Producía un escalofrío casi sobrenatural -puesto que la noche se presentaba como una liturgia religiosa- asistir este viernes a la comprobación de que, con 26 años, el perfil estilizado de una bailarina clásica -más que la exuberancia y voluptuosidad que dan forma a las flamencas-, y ambiciones que van más allá de la ortodoxia del baile, se puede tener esa seguridad en el escenario, dar esas muestras de madurez artística y llevar, de pleno, el peso completo de un espectáculo tan complejo y trufado de matices como fue este viernes el estreno de 'Catedral', la última apuesta de Patricia Guerrero.

Empleando un juego de palabras de lo más obvio, podríamos decir que Patricia es ya, sobre todo después de este estreno, una bailaora como una 'Catedral'. Granadina de 1990, subida a los escenarios desde los 8 años y tenaz en no dejar a un lado su crecimiento y formación artística, cada aparición de Patricia en la Bienal de Flamenco -y fuera de ella- está siendo una sorpresa más que grata.

Contextualizando el asunto: Venía Patricia Guerrero a la Bienal a hablarnos del dolor y la represión de la mujer, conceptos -los represivos- que ha manejado siempre muy bien la tradición judeo-cristiana, por lo que nos sitúa la granadina en un espacio sagrado, una catedral barroca por donde parecen desfilar las célebres santas que pintara Zurbarán, con un cuerpo de baile enfundado en ropajes ampulosos, con sus brillantes claroscuros y un tenebrismo tan inquietante como profundamente sevillano.

El responsable de esta puesta en escena donde Patricia Guerrero se desenvuelve con la soltura de una bailaora ya hecha y cuajada, es uno de los creadores teatrales más singulares, con un universo propio tan genuino como exquisito, que ha dado Sevilla al panorama teatral nacional: Juan Dolores Caballero. Ha querido el director de escena entroncar este espectáculo con la España oscura que tan bien sabe retratar, y con una tradición estética presente en nuestro Barroco, pero también en Goya y sus pinturas negras.

Sobre este ambiente opresivo, donde destaca un trabajo descomunal en la percusión y exquisito en los cantos religiosos, se despliega el baile flamenco más desgarrado y trascendente que le he hemos visto hasta la fecha a Patricia Guerrero. Qué manera de bailar -también en lo cuantitativo, sin apenas aliviarse en la hora y media de espectáculo-, qué escorzos en una seguiriya donde el cantaor José Anillo y la guitarra de Juan Requena se sumaron a esta liturgia mística, qué giros en el romance de La Monja Gitana, qué paso a dos bellísimo…

Los tangos del deseo

Pero como el deseo es más poderoso que cualquier doctrina, el espectáculo encuentra su quiebro perfecto en un necesario cuadro por tangos -'Los tangos del deseo'- que alivian tanta oscuridad, tanto dolor, tanta frescura reprimida. Aquí las tres bailaoras que acompañan a Guerrero -Maise Márquez, Ana Agraz y Mónica Iglesias- se contonean con la libertad que sólo sabe mostrar el flamenco, en un cuadro tremendamente estético donde termina por incorporarse la protagonista.

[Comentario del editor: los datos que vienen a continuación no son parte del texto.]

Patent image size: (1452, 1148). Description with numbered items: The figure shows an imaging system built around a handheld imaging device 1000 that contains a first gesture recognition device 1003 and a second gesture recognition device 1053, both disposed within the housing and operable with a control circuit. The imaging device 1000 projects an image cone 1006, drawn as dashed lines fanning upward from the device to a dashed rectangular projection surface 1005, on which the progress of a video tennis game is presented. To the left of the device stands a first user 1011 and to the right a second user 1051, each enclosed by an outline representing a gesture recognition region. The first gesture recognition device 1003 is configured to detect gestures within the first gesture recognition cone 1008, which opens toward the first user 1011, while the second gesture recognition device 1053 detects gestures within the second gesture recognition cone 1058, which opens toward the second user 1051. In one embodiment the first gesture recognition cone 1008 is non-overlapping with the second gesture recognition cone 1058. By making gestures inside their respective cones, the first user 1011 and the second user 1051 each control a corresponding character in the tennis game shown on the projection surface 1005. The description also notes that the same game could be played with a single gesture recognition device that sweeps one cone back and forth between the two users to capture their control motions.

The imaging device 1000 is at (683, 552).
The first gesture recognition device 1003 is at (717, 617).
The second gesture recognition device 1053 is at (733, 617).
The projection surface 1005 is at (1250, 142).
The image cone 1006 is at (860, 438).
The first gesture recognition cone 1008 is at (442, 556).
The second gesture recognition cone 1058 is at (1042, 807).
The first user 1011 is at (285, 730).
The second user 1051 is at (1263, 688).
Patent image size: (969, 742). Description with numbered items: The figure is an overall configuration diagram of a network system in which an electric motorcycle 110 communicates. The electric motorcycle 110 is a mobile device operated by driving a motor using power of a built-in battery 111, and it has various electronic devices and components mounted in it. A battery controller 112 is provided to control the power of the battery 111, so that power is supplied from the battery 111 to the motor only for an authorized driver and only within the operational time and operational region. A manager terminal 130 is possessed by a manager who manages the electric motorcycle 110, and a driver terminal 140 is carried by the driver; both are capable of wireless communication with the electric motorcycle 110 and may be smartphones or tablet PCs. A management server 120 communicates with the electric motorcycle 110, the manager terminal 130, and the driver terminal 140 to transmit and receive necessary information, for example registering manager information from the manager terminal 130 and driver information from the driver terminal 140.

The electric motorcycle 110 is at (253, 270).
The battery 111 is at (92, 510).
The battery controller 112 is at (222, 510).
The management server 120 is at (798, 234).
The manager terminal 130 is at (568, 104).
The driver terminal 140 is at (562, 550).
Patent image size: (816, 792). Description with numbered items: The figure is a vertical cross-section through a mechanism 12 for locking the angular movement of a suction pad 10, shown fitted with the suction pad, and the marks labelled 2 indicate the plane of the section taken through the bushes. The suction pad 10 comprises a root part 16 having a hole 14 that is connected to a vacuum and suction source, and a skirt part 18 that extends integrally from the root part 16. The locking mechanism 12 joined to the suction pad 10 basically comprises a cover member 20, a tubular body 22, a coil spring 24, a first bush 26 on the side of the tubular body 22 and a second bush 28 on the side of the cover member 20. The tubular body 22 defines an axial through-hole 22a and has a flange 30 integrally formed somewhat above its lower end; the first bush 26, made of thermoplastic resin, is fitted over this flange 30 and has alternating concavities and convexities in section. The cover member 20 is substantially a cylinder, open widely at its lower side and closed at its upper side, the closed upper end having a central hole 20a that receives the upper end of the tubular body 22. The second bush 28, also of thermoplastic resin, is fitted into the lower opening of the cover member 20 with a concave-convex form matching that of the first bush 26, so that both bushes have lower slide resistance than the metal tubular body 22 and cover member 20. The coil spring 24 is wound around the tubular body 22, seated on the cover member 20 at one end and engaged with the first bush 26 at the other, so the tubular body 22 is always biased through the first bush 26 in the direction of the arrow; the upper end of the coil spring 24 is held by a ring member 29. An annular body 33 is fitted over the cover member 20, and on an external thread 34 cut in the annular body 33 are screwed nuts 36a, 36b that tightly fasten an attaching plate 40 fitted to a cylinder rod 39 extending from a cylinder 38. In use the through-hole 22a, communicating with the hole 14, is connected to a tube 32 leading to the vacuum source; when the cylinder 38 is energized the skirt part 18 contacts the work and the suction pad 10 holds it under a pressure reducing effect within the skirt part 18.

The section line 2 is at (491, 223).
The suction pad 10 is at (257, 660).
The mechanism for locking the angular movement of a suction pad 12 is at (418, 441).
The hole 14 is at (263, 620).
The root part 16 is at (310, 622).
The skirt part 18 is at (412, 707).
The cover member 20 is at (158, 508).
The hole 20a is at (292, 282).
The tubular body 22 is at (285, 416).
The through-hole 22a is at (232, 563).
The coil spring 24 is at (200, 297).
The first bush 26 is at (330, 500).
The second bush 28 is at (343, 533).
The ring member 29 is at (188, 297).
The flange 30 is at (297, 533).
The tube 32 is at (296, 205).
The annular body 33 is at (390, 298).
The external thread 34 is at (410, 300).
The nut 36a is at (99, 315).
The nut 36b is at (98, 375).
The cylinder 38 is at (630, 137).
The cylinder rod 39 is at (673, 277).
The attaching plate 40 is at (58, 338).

Patricia Guerrero, toda fuerza y rebeldía dentro de ese cuerpo de formas sutiles, se entrega al final vestida de rojo, después de haber ido despojándose paulatinamente de los ropajes más asfixiantes, con el pelo suelto y la verdad del baile en un lamento final, donde lucía esplendorosa, igualmente segura, cuajada y tocada por la gracia del baile flamenco, liberador de cualquier tiranía. El trabajo ha sido muy redondo, y la conjunción Dolores Caballero-Patricia Guerrero, una brillante alineación de talentos, la unión del magisterio escénico con la precocidad artística.